Мост в прошлое, или Паутина для Черной вдовы - Марина Крамер
Шрифт:
Интервал:
Закладка:
Даже в темноте машины было заметно, как вспыхнули румянцем щеки молодого телохранителя.
– Если только вы не передумали.
– Никита! – укоризненно проговорила Марина, высовываясь между сидений. – Я тебе обещала и сдержу слово. Сейчас вот Гену высадим – и поедем.
Они довезли Гену до дома, Марина пересела вперед, и джип рванулся из двора на трассу. Коваль чувствовала небывалую легкость – все вышло даже лучше и проще, чем она думала. И жар загребать можно чужими руками, и спать спокойно – Бесу теперь будет не до нее.
Они сидели с Никитой в маленьком итальянском ресторанчике в центре города, ели пиццу и разговаривали. Никита во все глаза смотрел на Марину, как будто хотел лучше ее запомнить, невпопад отвечал на вопросы, смеялся над собственными промахами и выглядел абсолютно счастливым. Марину же не покидало какое-то странное ощущение надвигающихся неприятностей. Она не могла понять, откуда оно взялось, это чувство, когда опасности вообще не существовало?
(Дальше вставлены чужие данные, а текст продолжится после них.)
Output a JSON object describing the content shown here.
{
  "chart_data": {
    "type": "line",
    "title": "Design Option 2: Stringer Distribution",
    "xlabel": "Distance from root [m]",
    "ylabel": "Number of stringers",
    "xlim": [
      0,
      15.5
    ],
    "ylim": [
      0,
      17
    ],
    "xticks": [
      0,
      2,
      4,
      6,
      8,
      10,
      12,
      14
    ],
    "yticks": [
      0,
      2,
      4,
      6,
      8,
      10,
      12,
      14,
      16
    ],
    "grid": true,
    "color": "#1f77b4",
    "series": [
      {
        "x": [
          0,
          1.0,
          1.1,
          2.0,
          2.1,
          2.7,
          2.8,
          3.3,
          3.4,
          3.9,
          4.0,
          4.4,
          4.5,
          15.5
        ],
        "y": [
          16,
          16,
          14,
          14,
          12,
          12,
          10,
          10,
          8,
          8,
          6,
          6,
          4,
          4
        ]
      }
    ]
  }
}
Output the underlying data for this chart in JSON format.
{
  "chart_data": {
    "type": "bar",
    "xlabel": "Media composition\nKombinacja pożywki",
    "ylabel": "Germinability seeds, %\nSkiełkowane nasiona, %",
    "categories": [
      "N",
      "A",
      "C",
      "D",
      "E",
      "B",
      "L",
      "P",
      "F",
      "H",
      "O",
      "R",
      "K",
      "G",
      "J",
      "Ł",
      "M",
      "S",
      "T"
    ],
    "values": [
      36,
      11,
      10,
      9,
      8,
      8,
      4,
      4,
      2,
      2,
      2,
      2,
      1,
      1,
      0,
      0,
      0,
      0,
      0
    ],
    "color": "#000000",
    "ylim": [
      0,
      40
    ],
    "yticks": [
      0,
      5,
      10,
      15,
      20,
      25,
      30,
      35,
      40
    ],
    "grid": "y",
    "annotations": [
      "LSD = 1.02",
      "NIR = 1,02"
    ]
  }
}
Люди Ворона, ясное дело, уже за ними не охотились. Мишка объяснил, что кто-то из его охраны увидел выходившего из мэрии Вишнева вместе с телохранителем жены Беса Виолы – Гена был фигурой приметной, а потому подозрение пало на него практически сразу.
Но когда бумаги оказались у Ворона, он сразу же пообещал, что никаких «хвостов» больше не будет, и слово сдержал.
– Вы не хотите прогуляться? – внезапно предложил Никита.
– По набережной? – уточнила Марина, и Никита кивнул.
– Я люблю там гулять вечером, когда никого нет.
– Сейчас уже ночь, так что полное уединение нам гарантировано, – усмехнулась она и встала.
Было прохладно, с реки дул ветер, поднимая с парапета снежинки и разнося их по пустынной набережной. Марина с Никитой брели вдоль реки и молчали. Ночь оказалась удивительно звездной, небо было усеяно мелкими звездочками, казавшимися наклеенными на бархатную бумагу.
– Красиво, да? – задрав голову, проговорила Коваль. – Почему-то в Англии все другое – даже небо. Или мне просто так кажется?
– Вы не хотите вернуться? – спросил Никита, набрасывая ей на голову упавший капюшон.
– Сюда? Нет. Меня сегодня Ворон об этом же спросил. Мне здесь стало неуютно, Никита. Даже с этим лицом. Душу-то не перекроишь, сердце не переделаешь. А там все отпечаталось. Нет, я уже не вернусь, – грустно сказала она. – Так и буду страдать от ностальгии.
Он проводил ее до дома, стоял у подъезда и держал за руку, словно боялся и не хотел отпускать.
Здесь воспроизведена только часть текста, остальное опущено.